Tradisi ini telah berlangsung turun-temurun. Tidak ada yang menganggapnya sebagai kewajiban yang berat. Justru menjadi kebanggaan tersendiri bagi keluarga ketika anak-anaknya sudah mulai bisa mengaji, mengenal adab terhadap guru, dan menghormati orang tua. Karena itu, tidak berlebihan jika dikatakan bahwa di Aceh, semua orang adalah santri.
Saya masih mengingat dengan jelas, bahkan sebelum masuk sekolah dasar, saya sudah belajar membaca Al-Qur’an di rumah. Setiap sore, selepas Asar, ibu mengantar saya ke rumah seorang ustadzah yang kami panggil Umi. Di sana, kami duduk bersila di atas tikar pandan, membawa kitab kecil yang mulai menguning di pinggirnya. Umi mengajarkan kami huruf demi huruf, dengan kesabaran yang tak ada batasnya. Jika salah membaca, beliau tak marah, hanya tersenyum sambil membetulkan lidah kami yang kadang keliru menyebut huruf. Dari sanalah saya belajar bahwa ilmu agama bukan sekadar hafalan, melainkan cahaya yang menuntun langkah hidup.
Kini, setiap kali tiba Hari Santri, Aceh seakan menyambutnya dengan nuansa yang istimewa. Di berbagai daerah, para santri berbaris rapi mengenakan sarung dan peci, membawa bendera, menampilkan kebanggaan sebagai penjaga ilmu dan moral bangsa. Di pesantren-pesantren, lantunan selawat bergema, doa dipanjatkan untuk para ulama dan syuhada yang telah berjuang menegakkan agama dan bangsa.

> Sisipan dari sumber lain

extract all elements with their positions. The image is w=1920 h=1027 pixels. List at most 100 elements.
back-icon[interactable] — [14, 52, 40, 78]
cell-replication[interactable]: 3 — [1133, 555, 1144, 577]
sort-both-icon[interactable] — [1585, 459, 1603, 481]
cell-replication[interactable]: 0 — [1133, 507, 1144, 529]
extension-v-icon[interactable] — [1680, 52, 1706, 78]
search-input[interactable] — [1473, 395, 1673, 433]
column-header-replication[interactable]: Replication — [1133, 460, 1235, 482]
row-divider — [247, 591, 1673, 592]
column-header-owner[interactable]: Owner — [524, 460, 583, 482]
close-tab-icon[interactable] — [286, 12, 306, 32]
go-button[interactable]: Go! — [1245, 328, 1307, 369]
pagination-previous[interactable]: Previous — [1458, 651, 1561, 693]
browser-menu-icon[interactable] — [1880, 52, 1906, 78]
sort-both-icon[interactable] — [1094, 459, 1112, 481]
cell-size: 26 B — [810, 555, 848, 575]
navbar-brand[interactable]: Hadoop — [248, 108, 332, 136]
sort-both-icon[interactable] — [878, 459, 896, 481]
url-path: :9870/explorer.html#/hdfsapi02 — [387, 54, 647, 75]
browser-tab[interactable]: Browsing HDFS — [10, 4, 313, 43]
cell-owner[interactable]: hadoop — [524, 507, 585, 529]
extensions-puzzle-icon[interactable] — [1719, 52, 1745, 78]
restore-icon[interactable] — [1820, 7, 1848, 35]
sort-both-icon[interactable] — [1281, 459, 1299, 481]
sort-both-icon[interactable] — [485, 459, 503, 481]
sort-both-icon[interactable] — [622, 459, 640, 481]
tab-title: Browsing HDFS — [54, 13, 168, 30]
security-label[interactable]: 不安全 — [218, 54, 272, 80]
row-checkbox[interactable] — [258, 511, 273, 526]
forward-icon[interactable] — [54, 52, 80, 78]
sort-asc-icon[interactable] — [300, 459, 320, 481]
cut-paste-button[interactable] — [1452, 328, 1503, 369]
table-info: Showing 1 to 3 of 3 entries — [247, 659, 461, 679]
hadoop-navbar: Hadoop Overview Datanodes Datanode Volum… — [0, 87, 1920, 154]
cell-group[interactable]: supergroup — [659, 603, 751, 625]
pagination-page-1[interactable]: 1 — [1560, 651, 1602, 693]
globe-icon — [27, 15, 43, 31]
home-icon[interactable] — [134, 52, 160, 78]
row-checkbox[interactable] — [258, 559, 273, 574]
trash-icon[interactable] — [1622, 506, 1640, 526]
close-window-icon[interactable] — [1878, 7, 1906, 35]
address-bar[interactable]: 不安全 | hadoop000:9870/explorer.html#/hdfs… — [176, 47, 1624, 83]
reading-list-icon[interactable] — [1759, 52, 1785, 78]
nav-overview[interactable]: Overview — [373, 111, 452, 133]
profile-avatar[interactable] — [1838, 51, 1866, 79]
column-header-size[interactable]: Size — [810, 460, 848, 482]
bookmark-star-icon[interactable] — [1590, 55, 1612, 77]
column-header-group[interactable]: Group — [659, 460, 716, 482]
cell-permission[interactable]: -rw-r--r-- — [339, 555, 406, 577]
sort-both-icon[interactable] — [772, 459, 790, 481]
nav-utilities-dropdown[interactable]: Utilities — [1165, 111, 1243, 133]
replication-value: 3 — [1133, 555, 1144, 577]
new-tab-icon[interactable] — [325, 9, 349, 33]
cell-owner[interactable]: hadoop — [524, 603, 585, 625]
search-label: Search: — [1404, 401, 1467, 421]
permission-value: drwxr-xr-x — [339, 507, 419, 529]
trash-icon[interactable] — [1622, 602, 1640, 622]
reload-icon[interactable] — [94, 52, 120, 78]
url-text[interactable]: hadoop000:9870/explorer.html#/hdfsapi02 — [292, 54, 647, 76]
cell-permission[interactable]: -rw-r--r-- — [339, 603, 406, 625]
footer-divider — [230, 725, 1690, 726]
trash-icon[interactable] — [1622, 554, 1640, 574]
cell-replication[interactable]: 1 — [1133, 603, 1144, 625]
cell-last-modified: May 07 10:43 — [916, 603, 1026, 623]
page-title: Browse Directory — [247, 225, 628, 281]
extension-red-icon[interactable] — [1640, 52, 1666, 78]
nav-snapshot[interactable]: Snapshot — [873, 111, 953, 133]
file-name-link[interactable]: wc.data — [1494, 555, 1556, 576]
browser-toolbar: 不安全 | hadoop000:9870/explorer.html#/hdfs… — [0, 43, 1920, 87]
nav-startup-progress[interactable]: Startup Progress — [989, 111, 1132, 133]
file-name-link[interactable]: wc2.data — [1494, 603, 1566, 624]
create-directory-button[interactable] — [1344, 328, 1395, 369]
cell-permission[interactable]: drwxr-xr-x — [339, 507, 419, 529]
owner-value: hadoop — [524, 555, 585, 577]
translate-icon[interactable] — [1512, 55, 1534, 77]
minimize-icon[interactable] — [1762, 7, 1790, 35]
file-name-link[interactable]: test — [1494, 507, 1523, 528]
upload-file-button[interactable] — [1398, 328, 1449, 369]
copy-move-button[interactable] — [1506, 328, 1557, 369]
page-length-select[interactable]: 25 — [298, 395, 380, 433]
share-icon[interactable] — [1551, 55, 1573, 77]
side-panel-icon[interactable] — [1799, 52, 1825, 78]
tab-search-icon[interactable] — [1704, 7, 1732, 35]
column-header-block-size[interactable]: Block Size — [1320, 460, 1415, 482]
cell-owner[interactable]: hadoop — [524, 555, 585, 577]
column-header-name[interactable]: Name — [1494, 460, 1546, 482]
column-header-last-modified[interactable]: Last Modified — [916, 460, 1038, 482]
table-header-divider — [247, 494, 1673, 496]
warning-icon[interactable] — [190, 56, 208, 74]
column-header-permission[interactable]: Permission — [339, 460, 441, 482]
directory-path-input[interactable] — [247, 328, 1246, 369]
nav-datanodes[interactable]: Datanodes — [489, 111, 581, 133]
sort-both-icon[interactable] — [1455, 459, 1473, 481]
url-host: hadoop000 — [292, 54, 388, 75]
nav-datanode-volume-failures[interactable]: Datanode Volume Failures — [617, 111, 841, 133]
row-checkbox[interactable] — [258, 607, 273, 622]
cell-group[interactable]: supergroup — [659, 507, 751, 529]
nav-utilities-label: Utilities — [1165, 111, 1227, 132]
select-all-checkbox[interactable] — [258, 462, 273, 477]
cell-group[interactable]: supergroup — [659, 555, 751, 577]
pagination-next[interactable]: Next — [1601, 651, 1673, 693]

Namun di luar seremoni, makna Hari Santri di Aceh jauh lebih dalam. Ia adalah pengingat bahwa nilai-nilai kesantrian bukan hanya milik mereka yang tinggal di pesantren, tetapi milik semua masyarakat Aceh. Nilai kesederhanaan, keikhlasan, dan kecintaan pada ilmu sudah menjadi bagian dari denyut kehidupan. Dari desa ke desa, dari pesisir hingga pegunungan, tradisi belajar agama tetap lestari.
Hari Santri di Aceh bukan sekadar perayaan — ia adalah refleksi dari jati diri. Bahwa menjadi santri bukan hanya soal pakaian, bukan hanya soal kitab dan pondok, tetapi tentang cara hidup yang berpegang pada nilai-nilai Islam yang damai dan beradab.
Karena itu, saat seluruh Indonesia memperingati Hari Santri, Aceh merayakannya dengan kebanggaan yang tulus: kebanggaan sebagai daerah di mana setiap anak tumbuh dalam bimbingan ilmu agama, dan setiap orang — dalam hatinya — adalah santri sejati.